Great replies @Sparkles15597. (And I was just asking again when your 2nd reply gave the extra answer!)

I'm still curious (and care) are you still OK with your D management, despite the glaring difficulty you must have with that task? How long have you been using Tresiba? It's only been marketed since 2016 and that was probably initially not in UK. What basal preceded your Tresiba? You will no doubt have seen many other insulins and progression of theories, as well as tech, over the last 40 years. Do your recent Libre graphs reveal that recent Tresiba doses are giving you a decent period of stability during the overnight fasting periods? Or perhaps the Libre adhesive issue has overtaken matters just now.
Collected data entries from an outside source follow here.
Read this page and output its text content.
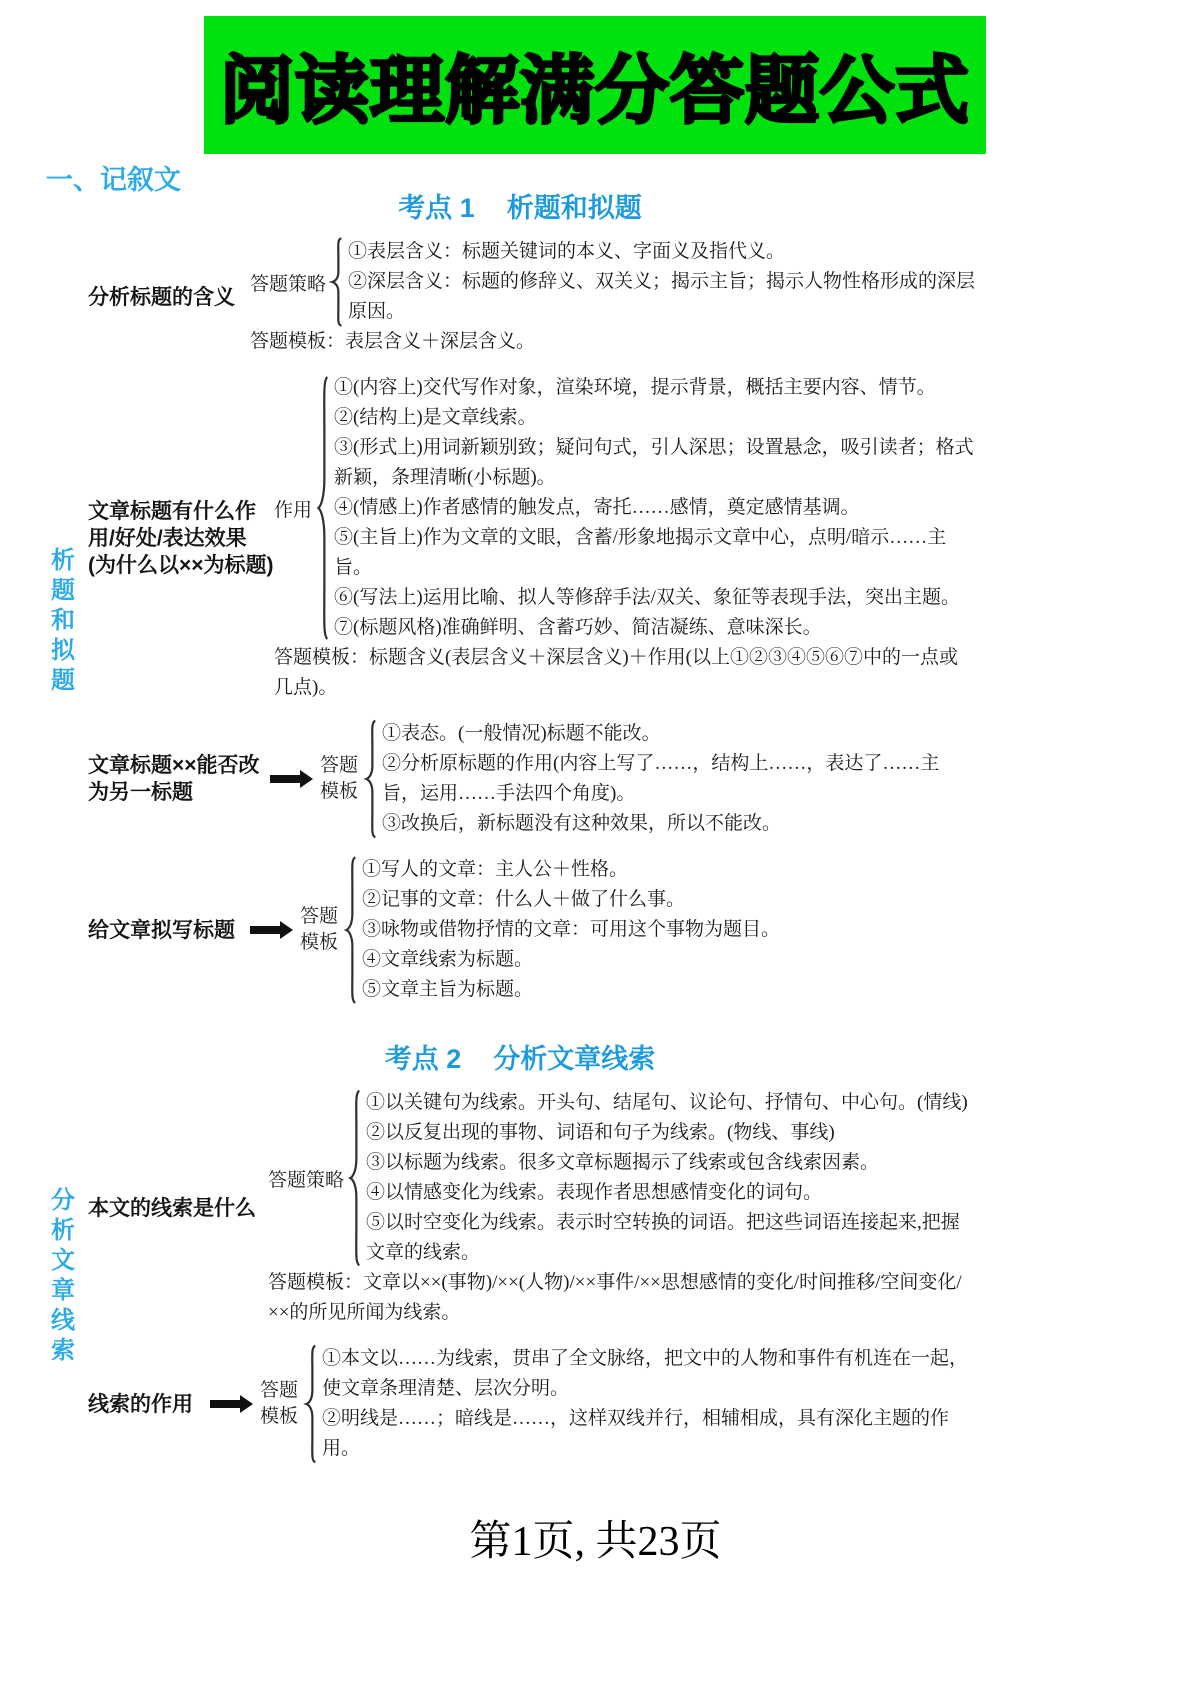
阅读理解满分答题公式
一、记叙文
考点 1 析题和拟题
析题和拟题
分析标题的含义
答题策略
①表层含义：标题关键词的本义、字面义及指代义。
②深层含义：标题的修辞义、双关义；揭示主旨；揭示人物性格形成的深层原因。
答题模板：表层含义＋深层含义。
文章标题有什么作用/好处/表达效果(为什么以××为标题)
作用
①(内容上)交代写作对象，渲染环境，提示背景，概括主要内容、情节。
②(结构上)是文章线索。
③(形式上)用词新颖别致；疑问句式，引人深思；设置悬念，吸引读者；格式新颖，条理清晰(小标题)。
④(情感上)作者感情的触发点，寄托……感情，奠定感情基调。
⑤(主旨上)作为文章的文眼，含蓄/形象地揭示文章中心，点明/暗示……主旨。
⑥(写法上)运用比喻、拟人等修辞手法/双关、象征等表现手法，突出主题。
⑦(标题风格)准确鲜明、含蓄巧妙、简洁凝练、意味深长。
答题模板：标题含义(表层含义＋深层含义)＋作用(以上①②③④⑤⑥⑦中的一点或几点)。
文章标题××能否改为另一标题
答题模板
①表态。(一般情况)标题不能改。
②分析原标题的作用(内容上写了……，结构上……，表达了……主旨，运用……手法四个角度)。
③改换后，新标题没有这种效果，所以不能改。
给文章拟写标题
答题模板
①写人的文章：主人公＋性格。
②记事的文章：什么人＋做了什么事。
③咏物或借物抒情的文章：可用这个事物为题目。
④文章线索为标题。
⑤文章主旨为标题。
考点 2 分析文章线索
分析文章线索
本文的线索是什么
答题策略
①以关键句为线索。开头句、结尾句、议论句、抒情句、中心句。(情线)
②以反复出现的事物、词语和句子为线索。(物线、事线)
③以标题为线索。很多文章标题揭示了线索或包含线索因素。
④以情感变化为线索。表现作者思想感情变化的词句。
⑤以时空变化为线索。表示时空转换的词语。把这些词语连接起来,把握文章的线索。
答题模板：文章以××(事物)/××(人物)/××事件/××思想感情的变化/时间推移/空间变化/××的所见所闻为线索。
线索的作用
答题模板
①本文以……为线索，贯串了全文脉络，把文中的人物和事件有机连在一起，使文章条理清楚、层次分明。
②明线是……；暗线是……，这样双线并行，相辅相成，具有深化主题的作用。
第1页, 共23页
My pretty short time having to manage my D has confirmed to my satisfaction that getting one's basal as right as possible needs to precede getting the bolus process right. A recent consult with my excellent Endo also showed me that the Professional understanding is thin about just how different Tresiba is to other basals. That recent conversation only reinforced how widespread the misunderstanding is; in 2022 the pre-op instructions for quite big surgery were written (and accredited to that Hospital's Endo dep't) yet blatantly inappropriate for Tresiba users. I had to politely spell out why I shouldn't change my basal prep for that Surgery before they admitted I was correct (but 'cos it was written protocol the Surgical Ward Admission's Nurse was trying to turn me away because I hadn't obeyed the written protocol and the duty anaesthetist had to be called to verify I was correct). All resolved, but wholly unnecessary hassle on the morning of the op.